Based on such figures alone – which may, of course, have all manner of explanations – it should perhaps be Hereford that gets singled out as the CofE “success story”. Meanwhile, London diocese, to which that honour usually goes, holds its own in these statistics, but hardly stands out. (Although, again, there are of course different socio-cultural and demographic factors in play here.)
Such successes are all relative, of course. For most readers, the overarching message of the report, which its authors do not flinch from, is one of decline. It is, for instance, a rare diocese which hasn’t lost at least a few thousand regular Sunday worshippers since only 2005.
Even Christmas attendance, which has remained buoyant-ish, has lost a good quarter of a million over that period nationally. (Though in 2005 itself 46 out of the 47 dioceses reported an uptick in festive churchgoers on the previous year. I wouldn’t necessarily read too much into that, mind. Weather wise, 25 December was a much nicer day in 2005 than in 2004.)
Remember, though, that the report is titled Statistics for Mission. And that’s both what they are, and why they are so critically important. If a Christian body is serious about evangelisation, then it needs to have as a clear-sighted a view of the terrain as possible.
To its credit, the Church of England clearly recognises this. The time and resources it puts into collecting, analysing, and – crucially – making available these kinds of statistics are clear testimony to that fact. (There are Catholic quasi-equivalents, of course – most notably the diocesan figures regularly published in The Catholic Directory.

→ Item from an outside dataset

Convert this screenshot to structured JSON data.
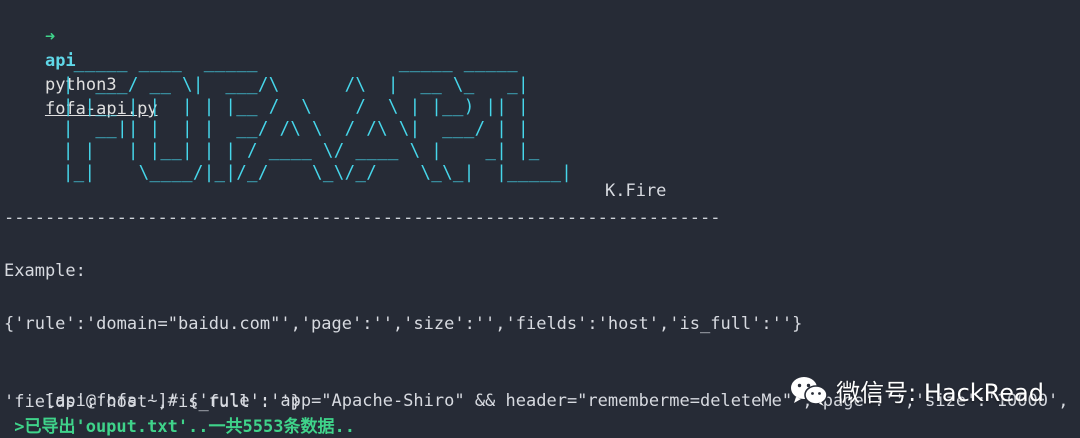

But these don’t come close to the kinds, or quality, of what the CofE’s impressive Research and Statistics department consistently puts out.)
As a Church, we have much to learn here. To touch on a theme from the previous week, secularisation is a genuinely ecumenical issue. How better to grasp its concrete ramifications is one area, at least, where we might hold out realistic hopes for future “sharing”.